The delay has been necessitated by the need for additional time to establish a robust security framework for the program.

“The prime minister’s instruction was for the handout to start by February 1, 2024. But that date will not be met,” he admitted.

“It’s because we need more time to develop a stable and secure system. We can’t compromise the security of the system just to finish the work on time,” Julapun explained.

Nevertheless, he assured that the system would be fully operational and the handouts could begin during the first quarter of the forthcoming year.

The program entails a digital handout of 10,000 baht to every Thai citizen, 16 years or older, enabling them to make purchases within a 4-kilometer boundary of their official residence over a span of six months.

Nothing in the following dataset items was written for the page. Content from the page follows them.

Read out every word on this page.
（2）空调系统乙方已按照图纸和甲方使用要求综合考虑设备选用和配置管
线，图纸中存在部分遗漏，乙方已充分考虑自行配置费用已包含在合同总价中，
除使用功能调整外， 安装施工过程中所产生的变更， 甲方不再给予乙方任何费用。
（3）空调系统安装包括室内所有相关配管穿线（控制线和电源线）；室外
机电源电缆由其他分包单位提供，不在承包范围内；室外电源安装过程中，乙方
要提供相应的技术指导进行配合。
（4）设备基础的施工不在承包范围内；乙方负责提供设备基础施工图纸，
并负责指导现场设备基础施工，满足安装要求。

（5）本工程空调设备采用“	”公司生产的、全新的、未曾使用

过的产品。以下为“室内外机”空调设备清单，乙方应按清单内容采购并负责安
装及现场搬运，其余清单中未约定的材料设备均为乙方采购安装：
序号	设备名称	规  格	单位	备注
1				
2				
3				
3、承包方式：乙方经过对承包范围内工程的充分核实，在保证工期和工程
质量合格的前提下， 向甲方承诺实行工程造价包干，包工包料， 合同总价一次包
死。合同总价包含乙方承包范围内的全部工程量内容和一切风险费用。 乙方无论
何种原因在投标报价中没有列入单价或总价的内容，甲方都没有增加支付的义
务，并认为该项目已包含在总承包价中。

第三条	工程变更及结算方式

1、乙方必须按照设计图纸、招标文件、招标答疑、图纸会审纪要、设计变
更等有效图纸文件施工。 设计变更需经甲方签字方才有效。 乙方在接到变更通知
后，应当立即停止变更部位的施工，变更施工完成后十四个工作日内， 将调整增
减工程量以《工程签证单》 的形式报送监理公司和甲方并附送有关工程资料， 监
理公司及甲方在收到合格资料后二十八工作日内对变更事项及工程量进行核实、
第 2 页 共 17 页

However, Julapun disclosed on Wednesday that the condition concerning the 4km limit is poised for elimination.

The administration’s objective with this disbursement is to invigorate the Thai economy, aiming for an annual GDP surge of up to 5%.

Critics have cautioned that this initiative could impose a significant economic burden on the nation, demanding an anticipated 560 billion baht from the state budget.

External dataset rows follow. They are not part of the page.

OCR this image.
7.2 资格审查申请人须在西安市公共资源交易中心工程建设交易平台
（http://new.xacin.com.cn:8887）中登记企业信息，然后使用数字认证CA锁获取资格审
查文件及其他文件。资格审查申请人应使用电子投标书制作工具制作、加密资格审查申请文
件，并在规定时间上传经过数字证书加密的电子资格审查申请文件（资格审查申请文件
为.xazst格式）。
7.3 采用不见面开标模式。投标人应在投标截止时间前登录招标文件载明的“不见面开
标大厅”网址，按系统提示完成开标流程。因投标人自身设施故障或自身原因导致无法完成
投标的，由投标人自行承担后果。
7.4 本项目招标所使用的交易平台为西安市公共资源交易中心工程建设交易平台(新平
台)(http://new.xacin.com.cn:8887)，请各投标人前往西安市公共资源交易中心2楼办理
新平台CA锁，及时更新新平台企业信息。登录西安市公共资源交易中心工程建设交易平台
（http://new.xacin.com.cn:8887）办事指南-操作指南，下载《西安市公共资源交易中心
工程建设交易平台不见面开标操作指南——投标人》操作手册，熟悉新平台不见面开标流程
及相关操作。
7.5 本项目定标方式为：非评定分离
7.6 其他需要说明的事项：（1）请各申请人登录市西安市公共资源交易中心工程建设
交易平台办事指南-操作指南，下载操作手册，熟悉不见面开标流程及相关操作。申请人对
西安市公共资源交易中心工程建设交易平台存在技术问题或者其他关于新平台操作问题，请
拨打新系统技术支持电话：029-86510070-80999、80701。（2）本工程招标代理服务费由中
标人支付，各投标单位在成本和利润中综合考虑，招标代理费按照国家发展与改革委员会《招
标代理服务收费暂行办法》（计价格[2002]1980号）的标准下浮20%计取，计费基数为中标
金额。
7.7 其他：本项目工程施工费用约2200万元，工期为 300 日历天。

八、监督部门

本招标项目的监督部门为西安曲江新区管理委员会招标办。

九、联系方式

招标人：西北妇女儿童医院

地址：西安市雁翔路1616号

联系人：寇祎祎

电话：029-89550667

Among the critics of this contentious plan are ex-governors of the Bank of Thailand, former finance ministers, and several economists and scholars.

Julapun, the leader of a governmental subcommittee in charge of overseeing the handout program, mentioned on Thursday that his team had yet to decide on the source of funding and the terms of the handouts.

He informed that the subcommittee is scheduled for another meeting the following Tuesday (October 24) and is set to present its recommendations to the committee overseeing the digital-money handouts, under the leadership of Prime Minister Srettha.

Addressing opinions that the handouts should prioritize vulnerable groups, Julapun clarified that this initiative is designed for economic stimulation, not as a social welfare measure.

“This policy is aimed at stimulating the economy, as the country’s GDP growth has been low. If the government does nothing about it, the GDP will continue to see low growth.

With this policy, we believe the GDP would expand close to 5%,” asserted the deputy finance minister.

Julapun waved off worries about potential irregularities that could taint this initiative, similar to the issues encountered with the rice-pledging scheme during Yingluck Shinawatra’s tenure.

He expressed confidence that the system currently being crafted by this administration would be robust enough to deter any form of corrupt practices.

“We are sure there will be no irregularities. But if any corruption case emerges, the government will certainly take legal action,” he said.